Very early on the fourth day after surgery I got up from my very uncomfortable bed and walked the hallways. Walking helps promote circulation and the elimination of retained fluids and it is encouraged from the day of surgery to the time you are released. As I approached the nurses' station I saw the diminutive aide  who had attended to my needs through the nightshift discussing something with another male nurse. "Parri" looked up and with a bright smile greeted me in a voice for all to hear.."Good Morning, Mr. Hamrock!! Did you pass gas last night??".  As I passed by him, I put my hand on his shoulder and laughingly told him that I had not, but expected to any hour. Everyone laughed and I proceeded down the hall chuckling to myself. From the nationally recognized surgeon to the night aide....the indication of a successful re-section was the passing of gas. All, including myself, were relieved once that happened (no pun intended).

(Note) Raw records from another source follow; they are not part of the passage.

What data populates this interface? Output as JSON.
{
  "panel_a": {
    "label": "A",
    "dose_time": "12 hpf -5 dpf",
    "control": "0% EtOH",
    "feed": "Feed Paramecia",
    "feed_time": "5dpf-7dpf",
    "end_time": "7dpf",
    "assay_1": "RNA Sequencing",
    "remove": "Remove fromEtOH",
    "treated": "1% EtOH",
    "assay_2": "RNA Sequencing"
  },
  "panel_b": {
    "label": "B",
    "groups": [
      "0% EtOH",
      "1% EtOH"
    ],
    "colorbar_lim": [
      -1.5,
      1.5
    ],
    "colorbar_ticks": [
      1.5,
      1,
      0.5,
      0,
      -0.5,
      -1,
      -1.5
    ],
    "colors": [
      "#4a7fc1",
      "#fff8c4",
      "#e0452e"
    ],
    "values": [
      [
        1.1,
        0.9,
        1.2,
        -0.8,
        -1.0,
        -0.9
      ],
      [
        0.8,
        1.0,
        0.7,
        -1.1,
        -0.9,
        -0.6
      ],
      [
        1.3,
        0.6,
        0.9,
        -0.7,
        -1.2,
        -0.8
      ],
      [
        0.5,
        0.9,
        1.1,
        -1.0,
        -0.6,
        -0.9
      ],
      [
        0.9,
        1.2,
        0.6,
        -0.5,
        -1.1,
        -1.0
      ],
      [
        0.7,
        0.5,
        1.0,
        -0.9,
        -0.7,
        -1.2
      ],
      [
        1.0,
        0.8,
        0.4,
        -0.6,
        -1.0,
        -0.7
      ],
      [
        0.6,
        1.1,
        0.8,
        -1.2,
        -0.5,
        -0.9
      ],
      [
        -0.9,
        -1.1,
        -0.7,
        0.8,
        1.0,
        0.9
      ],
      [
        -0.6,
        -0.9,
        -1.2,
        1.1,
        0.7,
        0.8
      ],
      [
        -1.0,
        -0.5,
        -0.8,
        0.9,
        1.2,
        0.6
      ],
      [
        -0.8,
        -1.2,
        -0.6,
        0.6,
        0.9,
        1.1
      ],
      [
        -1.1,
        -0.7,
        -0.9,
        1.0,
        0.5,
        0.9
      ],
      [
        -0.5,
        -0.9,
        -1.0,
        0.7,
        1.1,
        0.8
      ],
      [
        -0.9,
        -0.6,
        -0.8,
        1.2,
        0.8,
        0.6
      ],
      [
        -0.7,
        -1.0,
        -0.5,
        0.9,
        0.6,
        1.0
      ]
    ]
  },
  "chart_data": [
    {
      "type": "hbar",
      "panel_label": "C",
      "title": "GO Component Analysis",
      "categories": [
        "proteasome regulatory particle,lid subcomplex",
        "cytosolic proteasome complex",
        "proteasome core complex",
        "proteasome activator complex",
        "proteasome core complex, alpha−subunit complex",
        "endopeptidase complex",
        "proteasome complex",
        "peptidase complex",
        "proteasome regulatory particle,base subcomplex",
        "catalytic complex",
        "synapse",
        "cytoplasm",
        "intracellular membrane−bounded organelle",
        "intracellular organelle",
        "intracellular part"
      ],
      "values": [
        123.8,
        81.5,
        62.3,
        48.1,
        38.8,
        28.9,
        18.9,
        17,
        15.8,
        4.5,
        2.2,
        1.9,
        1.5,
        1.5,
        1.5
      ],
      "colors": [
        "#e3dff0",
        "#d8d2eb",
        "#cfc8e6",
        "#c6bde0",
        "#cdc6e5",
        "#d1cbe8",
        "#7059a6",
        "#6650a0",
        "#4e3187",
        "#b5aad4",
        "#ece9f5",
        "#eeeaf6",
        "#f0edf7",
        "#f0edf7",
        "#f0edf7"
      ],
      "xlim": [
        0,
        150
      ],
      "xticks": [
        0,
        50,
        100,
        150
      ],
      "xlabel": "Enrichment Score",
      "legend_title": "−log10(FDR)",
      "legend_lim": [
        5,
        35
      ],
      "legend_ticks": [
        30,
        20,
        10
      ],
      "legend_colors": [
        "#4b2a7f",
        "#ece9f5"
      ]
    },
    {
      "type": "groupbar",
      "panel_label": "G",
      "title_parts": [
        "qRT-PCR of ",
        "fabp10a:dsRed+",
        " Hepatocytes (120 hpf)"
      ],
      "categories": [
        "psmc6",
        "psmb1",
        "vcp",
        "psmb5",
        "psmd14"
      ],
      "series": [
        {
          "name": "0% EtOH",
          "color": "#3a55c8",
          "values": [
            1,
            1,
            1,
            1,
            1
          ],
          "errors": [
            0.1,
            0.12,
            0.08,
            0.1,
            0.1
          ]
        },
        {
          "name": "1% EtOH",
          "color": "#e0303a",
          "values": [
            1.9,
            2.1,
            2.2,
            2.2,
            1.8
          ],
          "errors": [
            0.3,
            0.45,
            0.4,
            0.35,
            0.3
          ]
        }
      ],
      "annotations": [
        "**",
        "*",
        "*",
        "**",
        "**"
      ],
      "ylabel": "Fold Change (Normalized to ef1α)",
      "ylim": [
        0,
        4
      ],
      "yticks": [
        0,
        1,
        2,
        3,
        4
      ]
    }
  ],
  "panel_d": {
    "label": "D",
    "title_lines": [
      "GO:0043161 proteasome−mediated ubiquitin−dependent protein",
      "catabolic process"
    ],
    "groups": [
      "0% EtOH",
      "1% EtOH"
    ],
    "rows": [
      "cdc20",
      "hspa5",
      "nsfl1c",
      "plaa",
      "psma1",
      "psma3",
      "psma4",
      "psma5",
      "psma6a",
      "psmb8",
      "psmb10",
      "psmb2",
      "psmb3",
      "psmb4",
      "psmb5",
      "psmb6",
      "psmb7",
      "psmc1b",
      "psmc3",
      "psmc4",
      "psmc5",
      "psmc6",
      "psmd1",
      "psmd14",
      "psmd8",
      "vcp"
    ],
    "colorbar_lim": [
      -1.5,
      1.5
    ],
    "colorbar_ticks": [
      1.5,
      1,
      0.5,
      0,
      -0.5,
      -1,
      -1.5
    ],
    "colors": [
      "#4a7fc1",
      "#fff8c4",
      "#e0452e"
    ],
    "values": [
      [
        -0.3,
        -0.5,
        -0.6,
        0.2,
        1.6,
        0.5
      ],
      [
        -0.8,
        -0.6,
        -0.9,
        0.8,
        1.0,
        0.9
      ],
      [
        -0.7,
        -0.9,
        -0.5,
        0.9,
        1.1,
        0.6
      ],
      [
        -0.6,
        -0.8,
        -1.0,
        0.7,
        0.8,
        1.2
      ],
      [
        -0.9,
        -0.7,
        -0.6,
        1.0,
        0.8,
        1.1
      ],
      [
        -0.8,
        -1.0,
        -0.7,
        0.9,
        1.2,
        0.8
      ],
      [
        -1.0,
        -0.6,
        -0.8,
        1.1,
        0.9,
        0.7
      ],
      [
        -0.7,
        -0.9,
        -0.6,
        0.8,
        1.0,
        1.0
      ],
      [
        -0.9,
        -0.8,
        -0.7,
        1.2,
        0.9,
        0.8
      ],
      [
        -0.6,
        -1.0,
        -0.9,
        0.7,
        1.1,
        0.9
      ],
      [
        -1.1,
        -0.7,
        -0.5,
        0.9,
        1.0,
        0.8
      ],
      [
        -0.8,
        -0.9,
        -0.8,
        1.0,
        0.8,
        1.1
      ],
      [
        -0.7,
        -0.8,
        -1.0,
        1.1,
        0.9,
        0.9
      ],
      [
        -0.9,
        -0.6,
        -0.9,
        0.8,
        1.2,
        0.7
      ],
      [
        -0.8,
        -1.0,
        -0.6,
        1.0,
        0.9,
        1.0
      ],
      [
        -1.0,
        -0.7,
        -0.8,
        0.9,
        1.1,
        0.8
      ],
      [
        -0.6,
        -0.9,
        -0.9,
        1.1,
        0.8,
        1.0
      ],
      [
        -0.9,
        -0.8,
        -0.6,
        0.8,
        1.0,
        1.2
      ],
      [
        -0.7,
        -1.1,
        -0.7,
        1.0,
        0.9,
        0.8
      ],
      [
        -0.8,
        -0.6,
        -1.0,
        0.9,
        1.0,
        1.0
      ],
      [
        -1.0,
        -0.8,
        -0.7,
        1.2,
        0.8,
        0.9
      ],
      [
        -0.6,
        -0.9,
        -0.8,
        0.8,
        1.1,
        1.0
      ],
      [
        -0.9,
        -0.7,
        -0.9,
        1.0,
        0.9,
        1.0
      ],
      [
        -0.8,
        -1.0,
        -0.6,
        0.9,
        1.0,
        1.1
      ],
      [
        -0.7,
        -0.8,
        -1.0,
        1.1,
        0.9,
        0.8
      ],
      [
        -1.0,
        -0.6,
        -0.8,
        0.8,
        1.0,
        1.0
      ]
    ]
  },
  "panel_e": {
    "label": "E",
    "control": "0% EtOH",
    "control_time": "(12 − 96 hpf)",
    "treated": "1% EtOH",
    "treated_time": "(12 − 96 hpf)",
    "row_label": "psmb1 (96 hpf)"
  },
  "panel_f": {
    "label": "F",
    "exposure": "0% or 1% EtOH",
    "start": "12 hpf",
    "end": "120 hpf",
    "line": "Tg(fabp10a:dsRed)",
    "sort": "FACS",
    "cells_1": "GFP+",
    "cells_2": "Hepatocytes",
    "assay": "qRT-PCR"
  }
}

It has been seven days since the surgery to remove the tumor was performed. I am feeling fine, though the recovery from this operation is different than the recovery from the heart surgery. As I wrote in an earlier blog, this last surgery caused me a good deal of anxiety. I had no idea what the surgeons would find once they got into my abdomen. As it is, the outcome was the best that I could ask for. No other organs were affected. The tumor infested area was restricted in scope and removed. The small intestine was re-sectioned and I was closed up after an operation that took no more than one and one-half hours to perform. They got me off the table in record time. My heart held up just fine and the anesthesiologist was amazed that all went so well and so quickly.

The tumor had attached itself to the outside walls of the small intestines and had bound up a section of them in a mass that, once removed, proved to be the size of a large grapefruit. The surgeon told me she was surprised that I could eat anything and not experience discomfort. The probability of a blockage in the very near future was real......and that would not have been a pretty situation.

My appetite is still repressed and food doesn't interest me like it once did. However, I am seriously thinking of making a pot of Chili Verde this weekend. I don't know if I will eat much of it, but everyone else is enthusiastic. I should feel up to the task by this Sunday.